A few years ago I came across this patch on the top of the wood above the Elland by-pass, and we found it again this Christmas day, with flowers not yet open. It must have been a garden escape from the adjacent Halifax Zoo, reputed to have had beautiful gardens in the early 20th century, now the pitches of Siddal Rugby Club.
The West Yorkshire Plant Atlas 1994 has only one site for the Calderdale area, and only six others in West Yorkshire, all around Leeds or east of there. It is an alien from the Mediterranean region.
The next flower to look out for is the White Butterbur, Petasites albus, a relative of the above. This we go to find in the Colden Valley from late February - March, a more showy flower, but not scented, and another garden escape, originally from central Europe and the Caucasus.

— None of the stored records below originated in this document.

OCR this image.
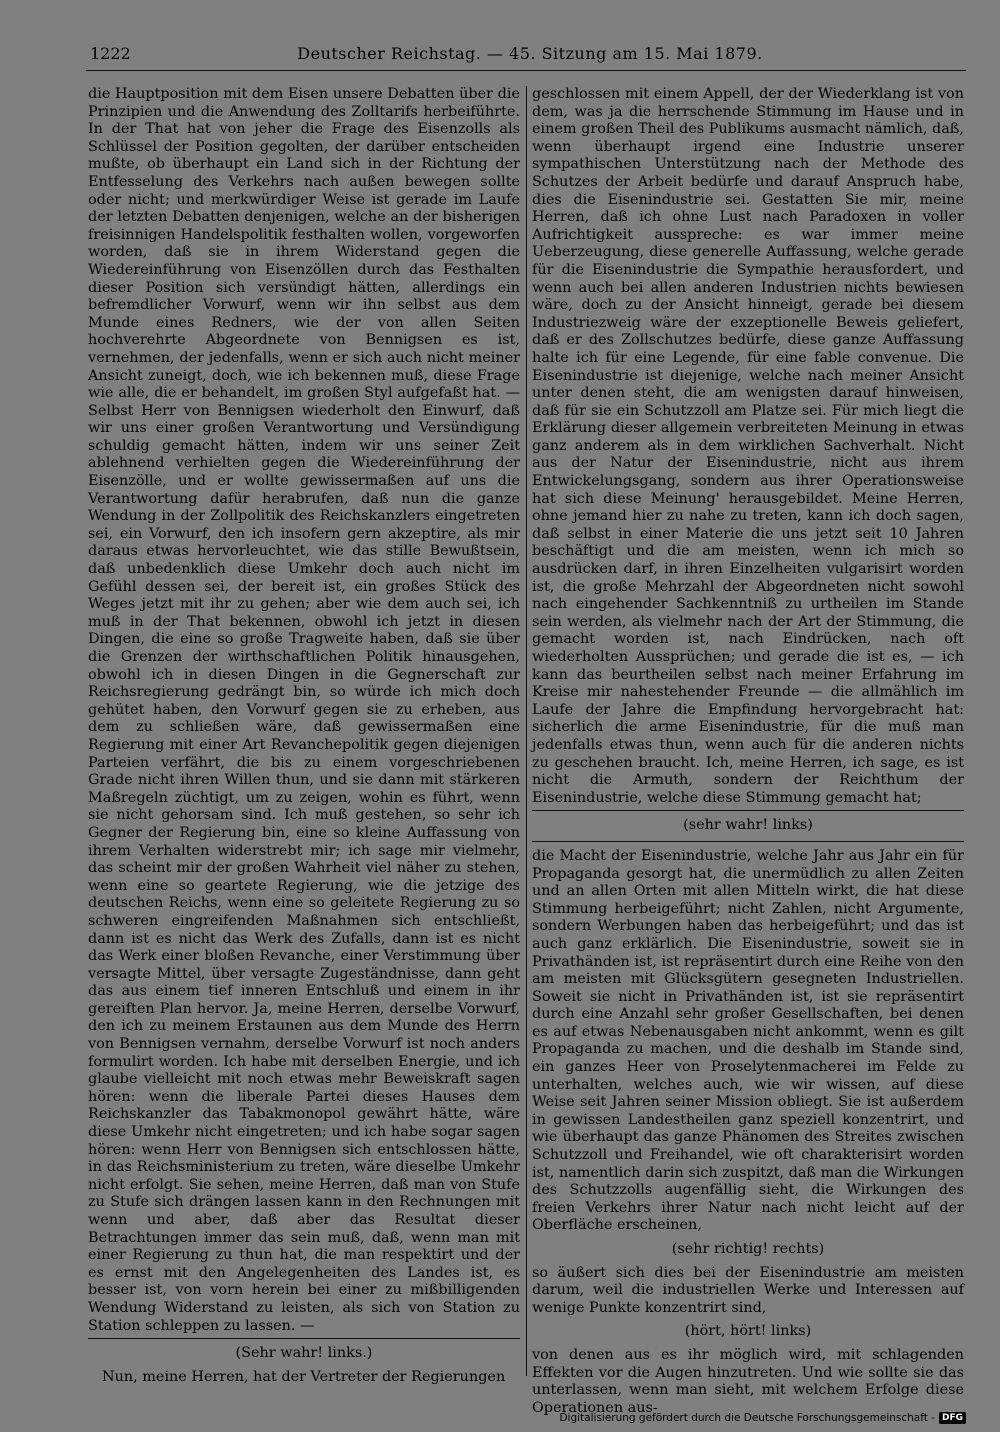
1222	Deutscher Reichstag. — 45. Sitzung am 15. Mai 1879.

die Hauptposition mit dem Eisen unsere Debatten über die Prinzipien und die Anwendung des Zolltarifs herbeiführte. In der That hat von jeher die Frage des Eisenzolls als Schlüssel der Position gegolten, der darüber entscheiden mußte, ob überhaupt ein Land sich in der Richtung der Entfesselung des Verkehrs nach außen bewegen sollte oder nicht; und merkwürdiger Weise ist gerade im Laufe der letzten Debatten denjenigen, welche an der bisherigen freisinnigen Handelspolitik festhalten wollen, vorgeworfen worden, daß sie in ihrem Widerstand gegen die Wiedereinführung von Eisenzöllen durch das Festhalten dieser Position sich versündigt hätten, allerdings ein befremdlicher Vorwurf, wenn wir ihn selbst aus dem Munde eines Redners, wie der von allen Seiten hochverehrte Abgeordnete von Bennigsen es ist, vernehmen, der jedenfalls, wenn er sich auch nicht meiner Ansicht zuneigt, doch, wie ich bekennen muß, diese Frage wie alle, die er behandelt, im großen Styl aufgefaßt hat. — Selbst Herr von Bennigsen wiederholt den Einwurf, daß wir uns einer großen Verantwortung und Versündigung schuldig gemacht hätten, indem wir uns seiner Zeit ablehnend verhielten gegen die Wiedereinführung der Eisenzölle, und er wollte gewissermaßen auf uns die Verantwortung dafür herabrufen, daß nun die ganze Wendung in der Zollpolitik des Reichskanzlers eingetreten sei, ein Vorwurf, den ich insofern gern akzeptire, als mir daraus etwas hervorleuchtet, wie das stille Bewußtsein, daß unbedenklich diese Umkehr doch auch nicht im Gefühl dessen sei, der bereit ist, ein großes Stück des Weges jetzt mit ihr zu gehen; aber wie dem auch sei, ich muß in der That bekennen, obwohl ich jetzt in diesen Dingen, die eine so große Tragweite haben, daß sie über die Grenzen der wirthschaftlichen Politik hinausgehen, obwohl ich in diesen Dingen in die Gegnerschaft zur Reichsregierung gedrängt bin, so würde ich mich doch gehütet haben, den Vorwurf gegen sie zu erheben, aus dem zu schließen wäre, daß gewissermaßen eine Regierung mit einer Art Revanchepolitik gegen diejenigen Parteien verfährt, die bis zu einem vorgeschriebenen Grade nicht ihren Willen thun, und sie dann mit stärkeren Maßregeln züchtigt, um zu zeigen, wohin es führt, wenn sie nicht gehorsam sind. Ich muß gestehen, so sehr ich Gegner der Regierung bin, eine so kleine Auffassung von ihrem Verhalten widerstrebt mir; ich sage mir vielmehr, das scheint mir der großen Wahrheit viel näher zu stehen, wenn eine so geartete Regierung, wie die jetzige des deutschen Reichs, wenn eine so geleitete Regierung zu so schweren eingreifenden Maßnahmen sich entschließt, dann ist es nicht das Werk des Zufalls, dann ist es nicht das Werk einer bloßen Revanche, einer Verstimmung über versagte Mittel, über versagte Zugeständnisse, dann geht das aus einem tief inneren Entschluß und einem in ihr gereiften Plan hervor. Ja, meine Herren, derselbe Vorwurf, den ich zu meinem Erstaunen aus dem Munde des Herrn von Bennigsen vernahm, derselbe Vorwurf ist noch anders formulirt worden. Ich habe mit derselben Energie, und ich glaube vielleicht mit noch etwas mehr Beweiskraft sagen hören: wenn die liberale Partei dieses Hauses dem Reichskanzler das Tabakmonopol gewährt hätte, wäre diese Umkehr nicht eingetreten; und ich habe sogar sagen hören: wenn Herr von Bennigsen sich entschlossen hätte, in das Reichsministerium zu treten, wäre dieselbe Umkehr nicht erfolgt. Sie sehen, meine Herren, daß man von Stufe zu Stufe sich drängen lassen kann in den Rechnungen mit wenn und aber, daß aber das Resultat dieser Betrachtungen immer das sein muß, daß, wenn man mit einer Regierung zu thun hat, die man respektirt und der es ernst mit den Angelegenheiten des Landes ist, es besser ist, von vorn herein bei einer zu mißbilligenden Wendung Widerstand zu leisten, als sich von Station zu Station schleppen zu lassen. —

(Sehr wahr! links.)

Nun, meine Herren, hat der Vertreter der Regierungen

geschlossen mit einem Appell, der der Wiederklang ist von dem, was ja die herrschende Stimmung im Hause und in einem großen Theil des Publikums ausmacht nämlich, daß, wenn überhaupt irgend eine Industrie unserer sympathischen Unterstützung nach der Methode des Schutzes der Arbeit bedürfe und darauf Anspruch habe, dies die Eisenindustrie sei. Gestatten Sie mir, meine Herren, daß ich ohne Lust nach Paradoxen in voller Aufrichtigkeit ausspreche: es war immer meine Ueberzeugung, diese generelle Auffassung, welche gerade für die Eisenindustrie die Sympathie herausfordert, und wenn auch bei allen anderen Industrien nichts bewiesen wäre, doch zu der Ansicht hinneigt, gerade bei diesem Industriezweig wäre der exzeptionelle Beweis geliefert, daß er des Zollschutzes bedürfe, diese ganze Auffassung halte ich für eine Legende, für eine fable convenue. Die Eisenindustrie ist diejenige, welche nach meiner Ansicht unter denen steht, die am wenigsten darauf hinweisen, daß für sie ein Schutzzoll am Platze sei. Für mich liegt die Erklärung dieser allgemein verbreiteten Meinung in etwas ganz anderem als in dem wirklichen Sachverhalt. Nicht aus der Natur der Eisenindustrie, nicht aus ihrem Entwickelungsgang, sondern aus ihrer Operationsweise hat sich diese Meinung' herausgebildet. Meine Herren, ohne jemand hier zu nahe zu treten, kann ich doch sagen, daß selbst in einer Materie die uns jetzt seit 10 Jahren beschäftigt und die am meisten, wenn ich mich so ausdrücken darf, in ihren Einzelheiten vulgarisirt worden ist, die große Mehrzahl der Abgeordneten nicht sowohl nach eingehender Sachkenntniß zu urtheilen im Stande sein werden, als vielmehr nach der Art der Stimmung, die gemacht worden ist, nach Eindrücken, nach oft wiederholten Aussprüchen; und gerade die ist es, — ich kann das beurtheilen selbst nach meiner Erfahrung im Kreise mir nahestehender Freunde — die allmählich im Laufe der Jahre die Empfindung hervorgebracht hat: sicherlich die arme Eisenindustrie, für die muß man jedenfalls etwas thun, wenn auch für die anderen nichts zu geschehen braucht. Ich, meine Herren, ich sage, es ist nicht die Armuth, sondern der Reichthum der Eisenindustrie, welche diese Stimmung gemacht hat;

(sehr wahr! links)

die Macht der Eisenindustrie, welche Jahr aus Jahr ein für Propaganda gesorgt hat, die unermüdlich zu allen Zeiten und an allen Orten mit allen Mitteln wirkt, die hat diese Stimmung herbeigeführt; nicht Zahlen, nicht Argumente, sondern Werbungen haben das herbeigeführt; und das ist auch ganz erklärlich. Die Eisenindustrie, soweit sie in Privathänden ist, ist repräsentirt durch eine Reihe von den am meisten mit Glücksgütern gesegneten Industriellen. Soweit sie nicht in Privathänden ist, ist sie repräsentirt durch eine Anzahl sehr großer Gesellschaften, bei denen es auf etwas Nebenausgaben nicht ankommt, wenn es gilt Propaganda zu machen, und die deshalb im Stande sind, ein ganzes Heer von Proselytenmacherei im Felde zu unterhalten, welches auch, wie wir wissen, auf diese Weise seit Jahren seiner Mission obliegt. Sie ist außerdem in gewissen Landestheilen ganz speziell konzentrirt, und wie überhaupt das ganze Phänomen des Streites zwischen Schutzzoll und Freihandel, wie oft charakterisirt worden ist, namentlich darin sich zuspitzt, daß man die Wirkungen des Schutzzolls augenfällig sieht, die Wirkungen des freien Verkehrs ihrer Natur nach nicht leicht auf der Oberfläche erscheinen,

(sehr richtig! rechts)

so äußert sich dies bei der Eisenindustrie am meisten darum, weil die industriellen Werke und Interessen auf wenige Punkte konzentrirt sind,

(hört, hört! links)

von denen aus es ihr möglich wird, mit schlagenden Effekten vor die Augen hinzutreten. Und wie sollte sie das unterlassen, wenn man sieht, mit welchem Erfolge diese Operationen aus-

Digitalisierung gefördert durch die Deutsche Forschungsgemeinschaft - DFG
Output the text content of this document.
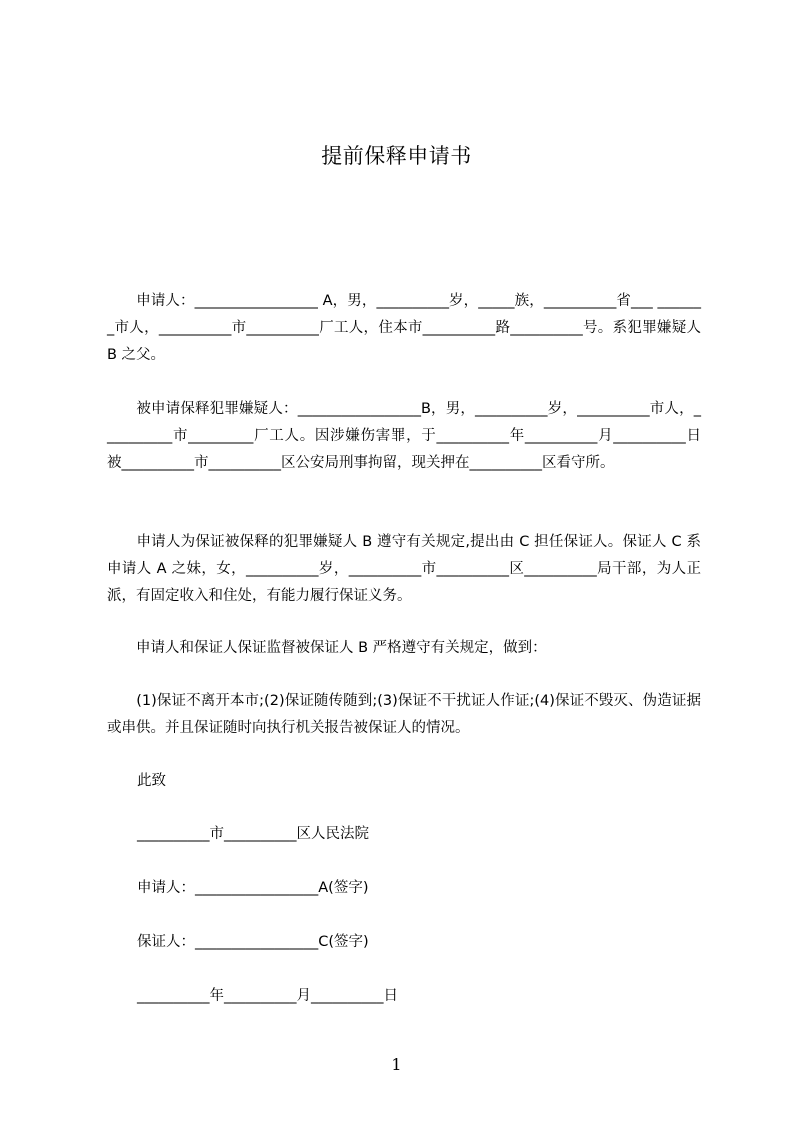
提前保释申请书
　　申请人：_________________ A，男，__________岁，_____族，__________省___ _______市人，__________市__________厂工人，住本市__________路__________号。系犯罪嫌疑人 B 之父。
　　被申请保释犯罪嫌疑人：_________________B，男，__________岁，__________市人，__________市_________厂工人。因涉嫌伤害罪，于__________年__________月__________日被__________市__________区公安局刑事拘留，现关押在__________区看守所。
　　申请人为保证被保释的犯罪嫌疑人 B 遵守有关规定,提出由 C 担任保证人。保证人 C 系申请人 A 之妹，女，__________岁，__________市__________区__________局干部，为人正派，有固定收入和住处，有能力履行保证义务。
　　申请人和保证人保证监督被保证人 B 严格遵守有关规定，做到：
　　(1)保证不离开本市;(2)保证随传随到;(3)保证不干扰证人作证;(4)保证不毁灭、伪造证据或串供。并且保证随时向执行机关报告被保证人的情况。
此致
__________市__________区人民法院
申请人：_________________A(签字)
保证人：_________________C(签字)
__________年__________月__________日
1
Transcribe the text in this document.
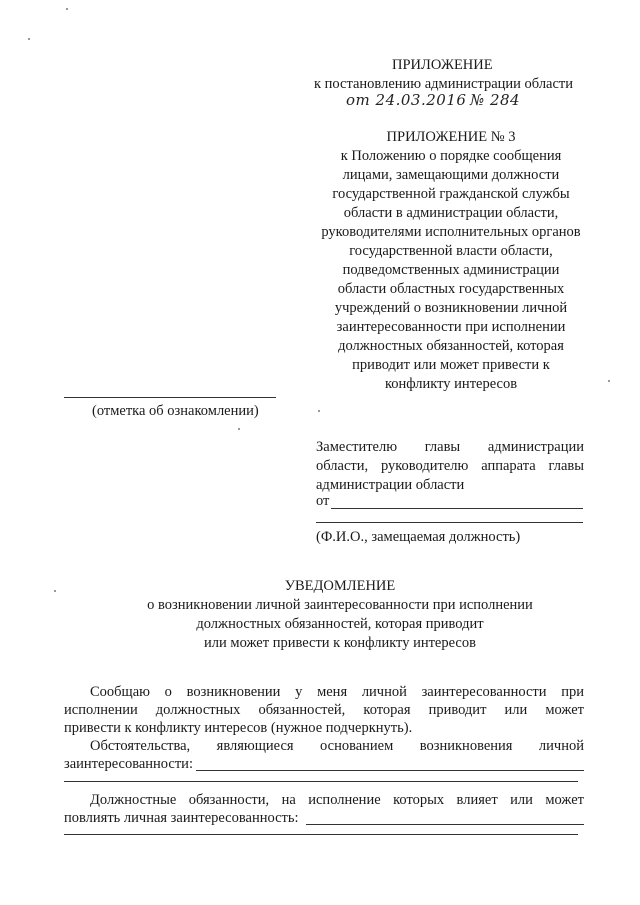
ПРИЛОЖЕНИЕ
к постановлению администрации области
от 24.03.2016 № 284
ПРИЛОЖЕНИЕ № 3
к Положению о порядке сообщения
лицами, замещающими должности
государственной гражданской службы
области в администрации области,
руководителями исполнительных органов
государственной власти области,
подведомственных администрации
области областных государственных
учреждений о возникновении личной
заинтересованности при исполнении
должностных обязанностей, которая
приводит или может привести к
конфликту интересов
(отметка об ознакомлении)
Заместителю главы администрации
области, руководителю аппарата главы
администрации области
от
(Ф.И.О., замещаемая должность)
УВЕДОМЛЕНИЕ
о возникновении личной заинтересованности при исполнении
должностных обязанностей, которая приводит
или может привести к конфликту интересов
Сообщаю о возникновении у меня личной заинтересованности при
исполнении должностных обязанностей, которая приводит или может
привести к конфликту интересов (нужное подчеркнуть).
Обстоятельства, являющиеся основанием возникновения личной
заинтересованности:
Должностные обязанности, на исполнение которых влияет или может
повлиять личная заинтересованность:
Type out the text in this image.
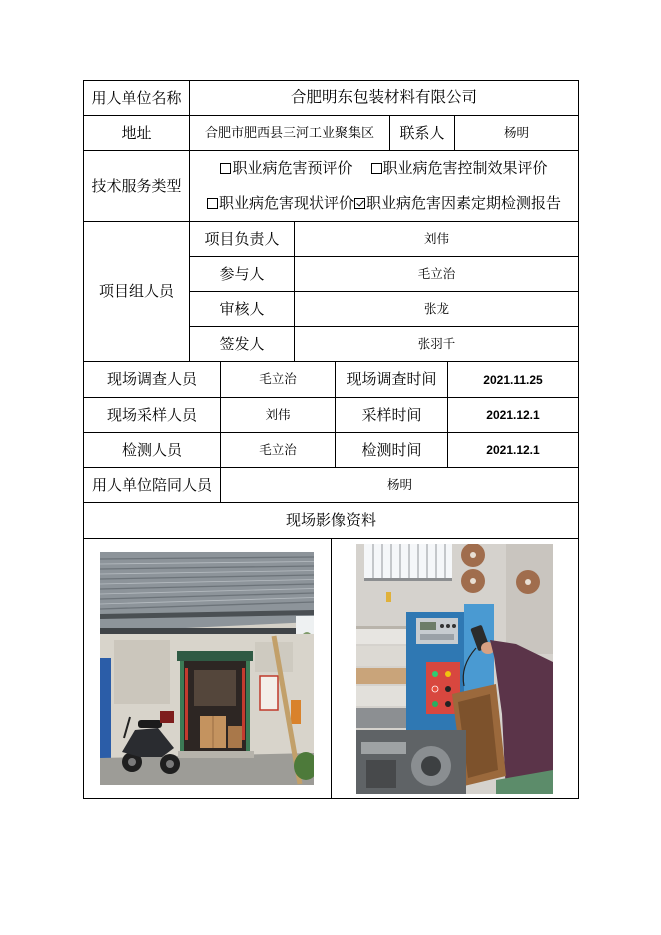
用人单位名称	合肥明东包装材料有限公司
地址	合肥市肥西县三河工业聚集区	联系人	杨明
技术服务类型
职业病危害预评价 职业病危害控制效果评价
职业病危害现状评价 职业病危害因素定期检测报告
项目组人员
项目负责人	刘伟
参与人	毛立治
审核人	张龙
签发人	张羽千
现场调查人员	毛立治	现场调查时间	2021.11.25
现场采样人员	刘伟	采样时间	2021.12.1
检测人员	毛立治	检测时间	2021.12.1
用人单位陪同人员	杨明
现场影像资料
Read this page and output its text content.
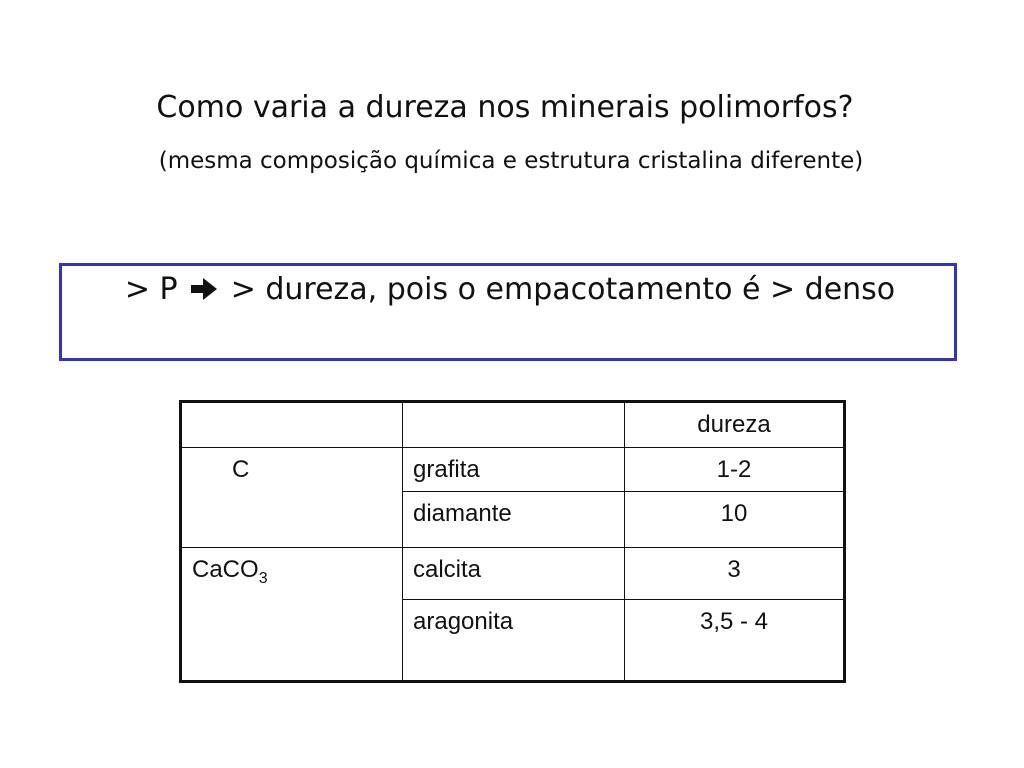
Como varia a dureza nos minerais polimorfos?
(mesma composição química e estrutura cristalina diferente)
> P > dureza, pois o empacotamento é > denso
		dureza
C	grafita	1-2
	diamante	10
CaCO$_3$	calcita	3
	aragonita	3,5 - 4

The first outdoor meeting of the Halifax Scientific Society (all welcome) is on 1st January, meeting 10.30 at Clay House, West Vale, Elland, HX4 8AN for the traditional New Year's Day Bird Count. Meet in front of Clay House. The walk is about 7 miles, through North Dean Woods (the woods are very muddy just now,) round Norland Moor, back by an alternative path through the woods to West Vale before dark. A stop for a sociable picnic will be taken somewhere in the woods - bring a waterproof layer to sit on. We count the number of species seen or heard.